I googled “Stangerson.”

First up was a Wiki article.  Here it is:

http://en.wikipedia.org/wiki/The_Mystery_of_the_Yellow_Room

A quote:

“Mathilde Stangerson, the 30-something daughter of the castle’s owner, Professor Joseph Stangerson, was found near-critically battered in a room adjacent to his laboratory on the castle grounds, with the door still locked from the inside.”

Hey!  Look!  Not only do the two characters share a surname, they also share a first name!  Both are named “Joseph Stangerson!”

This I had not remembered.  This was even better than I had thought.

It could not be coincidence.  There must be something here that everyone knows about but me. I started poking around in news articles and biographies and book reviews. Nothing. Then I became obvious and simply googled: “Did Gaston Leroux pay tribute to Sir Arthur Conan Doyle by using the name Joseph Stangerson?”

I found a site that offered a document that purported to talk about this very thing, but when I downloaded it, it only wanted me to take advantage of special offers, and I think it gave my computer a virus.

The I looked at another suggested website:

http://www.thephantomoftheopera.com/background/the-book

Here, this tidbit was offered:

Then, in 1907, [Gaston Leroux] used his admiration for Edgar Allan Poe and Sir Arthur Conan Doyle to develop a young detective, Joseph Rouletabille, who solved a seemingly impossible crime committed in a locked room. The book was called The Mystery of the Yellow Room.

Hmmmm, so it is understood that Leroux admired Conan Doyle.  But they didn’t mention the names!  How many millions of people have read both of these books?  Surely I am not the only person who has noticed the unlikely coincidence of two Joseph Stangersons?  Why can’t I find anyone else talking about it?

Then I begin to doubt.

I google “Joseph Stangerson” again and scroll through the entries.  There is Wiki again, with Professor Joseph Stangerson featured in Yellow Room. All the other articles, pages and pages’ worth, talk about Study in Scarlet.
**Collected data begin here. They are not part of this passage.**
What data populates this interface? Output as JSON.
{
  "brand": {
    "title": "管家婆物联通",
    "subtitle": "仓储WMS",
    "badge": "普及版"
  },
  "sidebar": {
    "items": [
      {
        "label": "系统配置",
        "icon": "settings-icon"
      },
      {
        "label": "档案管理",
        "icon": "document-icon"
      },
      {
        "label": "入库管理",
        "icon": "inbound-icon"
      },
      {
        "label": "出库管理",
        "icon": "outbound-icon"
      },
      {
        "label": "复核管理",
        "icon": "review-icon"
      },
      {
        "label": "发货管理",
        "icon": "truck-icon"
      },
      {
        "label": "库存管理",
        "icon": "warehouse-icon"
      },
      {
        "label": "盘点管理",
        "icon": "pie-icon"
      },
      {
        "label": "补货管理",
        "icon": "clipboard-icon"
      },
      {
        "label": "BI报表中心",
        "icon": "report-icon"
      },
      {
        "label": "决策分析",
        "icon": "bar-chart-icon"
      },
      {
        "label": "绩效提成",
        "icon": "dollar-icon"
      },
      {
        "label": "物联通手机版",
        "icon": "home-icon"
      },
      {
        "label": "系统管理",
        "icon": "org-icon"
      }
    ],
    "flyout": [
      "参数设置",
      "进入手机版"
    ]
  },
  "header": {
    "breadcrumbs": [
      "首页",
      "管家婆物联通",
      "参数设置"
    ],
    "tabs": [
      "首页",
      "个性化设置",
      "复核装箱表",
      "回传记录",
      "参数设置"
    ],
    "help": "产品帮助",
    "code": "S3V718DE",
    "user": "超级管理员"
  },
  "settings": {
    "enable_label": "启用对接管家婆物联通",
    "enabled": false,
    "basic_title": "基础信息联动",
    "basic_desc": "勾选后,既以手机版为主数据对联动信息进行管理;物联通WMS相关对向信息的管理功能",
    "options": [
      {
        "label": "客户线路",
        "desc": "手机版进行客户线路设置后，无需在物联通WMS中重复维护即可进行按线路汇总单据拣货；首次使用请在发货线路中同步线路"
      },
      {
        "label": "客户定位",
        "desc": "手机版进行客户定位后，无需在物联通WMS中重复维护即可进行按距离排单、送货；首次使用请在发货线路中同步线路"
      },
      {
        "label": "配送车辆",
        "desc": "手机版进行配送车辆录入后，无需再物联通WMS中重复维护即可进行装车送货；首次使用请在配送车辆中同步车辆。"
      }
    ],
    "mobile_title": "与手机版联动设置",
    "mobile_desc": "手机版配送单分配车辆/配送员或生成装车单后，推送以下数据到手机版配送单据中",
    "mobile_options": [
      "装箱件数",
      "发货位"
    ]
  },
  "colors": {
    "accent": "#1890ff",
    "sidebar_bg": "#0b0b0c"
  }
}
I google “Stangerson Mystery of the Yellow Room.”

Plenty of entries, but everyone but Wiki calls him simply “Monsieur Stangerson” or “Professor Stangerson.” I had not noticed this at first glance.
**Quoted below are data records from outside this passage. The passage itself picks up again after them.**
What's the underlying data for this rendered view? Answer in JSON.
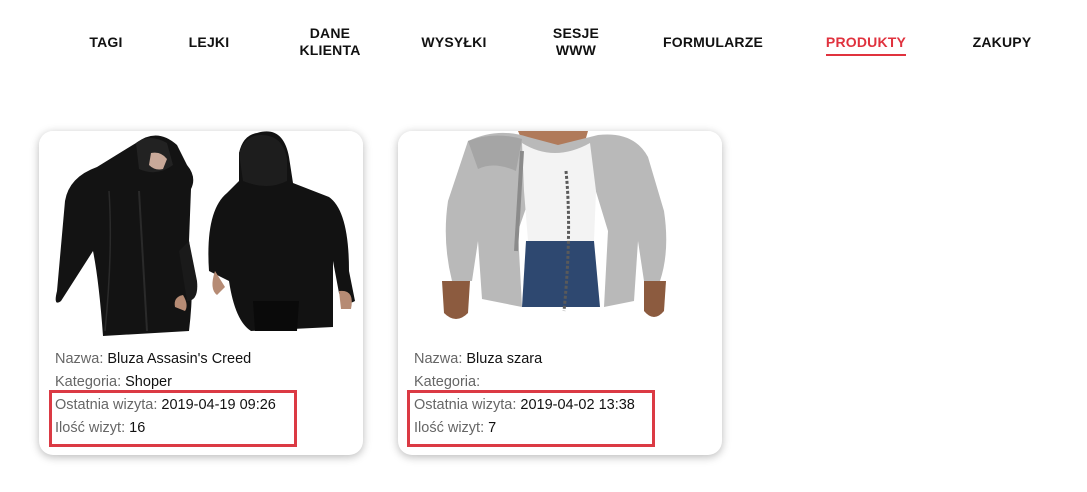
{
  "nav": {
    "items": [
      {
        "label": "TAGI",
        "active": false
      },
      {
        "label": "LEJKI",
        "active": false
      },
      {
        "label": "DANE\nKLIENTA",
        "active": false
      },
      {
        "label": "WYSYŁKI",
        "active": false
      },
      {
        "label": "SESJE\nWWW",
        "active": false
      },
      {
        "label": "FORMULARZE",
        "active": false
      },
      {
        "label": "PRODUKTY",
        "active": true
      },
      {
        "label": "ZAKUPY",
        "active": false
      }
    ]
  },
  "colors": {
    "accent": "#e0323e",
    "highlight_box": "#db3a44",
    "label_gray": "#666666"
  },
  "labels": {
    "name": "Nazwa:",
    "category": "Kategoria:",
    "last_visit": "Ostatnia wizyta:",
    "visit_count": "Ilość wizyt:"
  },
  "products": [
    {
      "image_icon": "black-hoodie-photo",
      "name": "Bluza Assasin's Creed",
      "category": "Shoper",
      "last_visit": "2019-04-19 09:26",
      "visit_count": "16"
    },
    {
      "image_icon": "grey-hoodie-photo",
      "name": "Bluza szara",
      "category": "",
      "last_visit": "2019-04-02 13:38",
      "visit_count": "7"
    }
  ]
}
I check Wiki again, because at this point I have about two dozen tabs open and my eyes are starting to cross.

Yep, the Wiki article still clearly says:  “Mathilde Stangerson, the 30-something daughter of the castle’s owner, Professor Joseph Stangerson, was found near-critically battered in a room adjacent to his laboratory on the castle grounds, with the door still locked from the inside.”  I didn’t imagine it.

I open my own copy of Yellow Room to check.  The book is 307 pages long but by now I’m obsessed.  I find a well-lit place, shove my glasses up on my head and start scanning for Joseph Stangerson.**

There are plenty of Stangersons, both Monsieur and Mademoiselle, but no Joseph Stangersons.
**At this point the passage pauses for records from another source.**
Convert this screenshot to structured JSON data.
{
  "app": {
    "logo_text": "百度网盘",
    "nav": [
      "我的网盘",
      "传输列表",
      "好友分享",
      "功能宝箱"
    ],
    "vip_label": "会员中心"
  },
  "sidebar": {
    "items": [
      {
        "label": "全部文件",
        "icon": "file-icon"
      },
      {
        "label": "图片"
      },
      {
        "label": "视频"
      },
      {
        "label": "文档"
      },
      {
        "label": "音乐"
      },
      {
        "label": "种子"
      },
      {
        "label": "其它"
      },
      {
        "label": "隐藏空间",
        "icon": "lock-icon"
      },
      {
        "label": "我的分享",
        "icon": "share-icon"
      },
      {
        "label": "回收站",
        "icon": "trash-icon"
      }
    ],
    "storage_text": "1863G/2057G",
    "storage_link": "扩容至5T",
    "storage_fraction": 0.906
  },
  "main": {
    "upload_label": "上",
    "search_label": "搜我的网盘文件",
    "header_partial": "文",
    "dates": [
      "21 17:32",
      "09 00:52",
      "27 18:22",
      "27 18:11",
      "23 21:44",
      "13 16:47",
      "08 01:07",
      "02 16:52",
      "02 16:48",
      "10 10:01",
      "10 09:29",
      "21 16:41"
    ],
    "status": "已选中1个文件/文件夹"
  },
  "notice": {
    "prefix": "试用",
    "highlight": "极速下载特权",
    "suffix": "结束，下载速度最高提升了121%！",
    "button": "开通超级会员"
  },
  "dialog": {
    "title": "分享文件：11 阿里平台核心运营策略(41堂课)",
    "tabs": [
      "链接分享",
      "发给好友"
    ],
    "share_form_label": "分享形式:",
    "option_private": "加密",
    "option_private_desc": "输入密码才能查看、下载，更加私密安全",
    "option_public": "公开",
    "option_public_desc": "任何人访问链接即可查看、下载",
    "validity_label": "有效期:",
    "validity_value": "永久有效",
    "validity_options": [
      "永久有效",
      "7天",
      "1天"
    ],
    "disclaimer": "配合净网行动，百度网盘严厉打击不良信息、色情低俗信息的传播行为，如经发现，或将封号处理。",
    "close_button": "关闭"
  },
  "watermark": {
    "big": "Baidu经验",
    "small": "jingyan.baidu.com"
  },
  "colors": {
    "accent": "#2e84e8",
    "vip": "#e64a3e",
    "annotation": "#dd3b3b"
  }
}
There are plenty of Josephs, but they are all Joseph Rouletabille, the young reporter.

As far as I can tell, Professor Stangerson of Yellow Room doesn’t even have a first name.

I begin to see what might have happened here.

Is it possible that the person who wrote the Wiki article had so internalized Study in Scarlet that when it came time to list the Yellow Room cast of characters it was easy to accidentally supply Professor Stangerson with the first name of the bad guy from Scarlet?  Especially when Yellow Room is so thoroughly sprinkled with Josephs that all belong to M. Rouletabille?

Is it possible that I caught a Wiki error?*

I don’t know, but I’m out of time this morning.

I really hope I came up with the correct solution, which is that:  A) Gaston Leroux paid tribute to Conan Doyle by borrowing a surname from a story that he admired, and B) the person who wrote the Wiki article made a mistake.

Please, if anyone reading this knows more about this mystery, please comment below.

See you tomorrow for Letter Z,

KK

*Is it possible that I have totally wasted three hours on something no one cares about but me?

**I know you’re reading this, Patient Man.  Please keep in mind that I can scan a 300 page book in thirty minutes.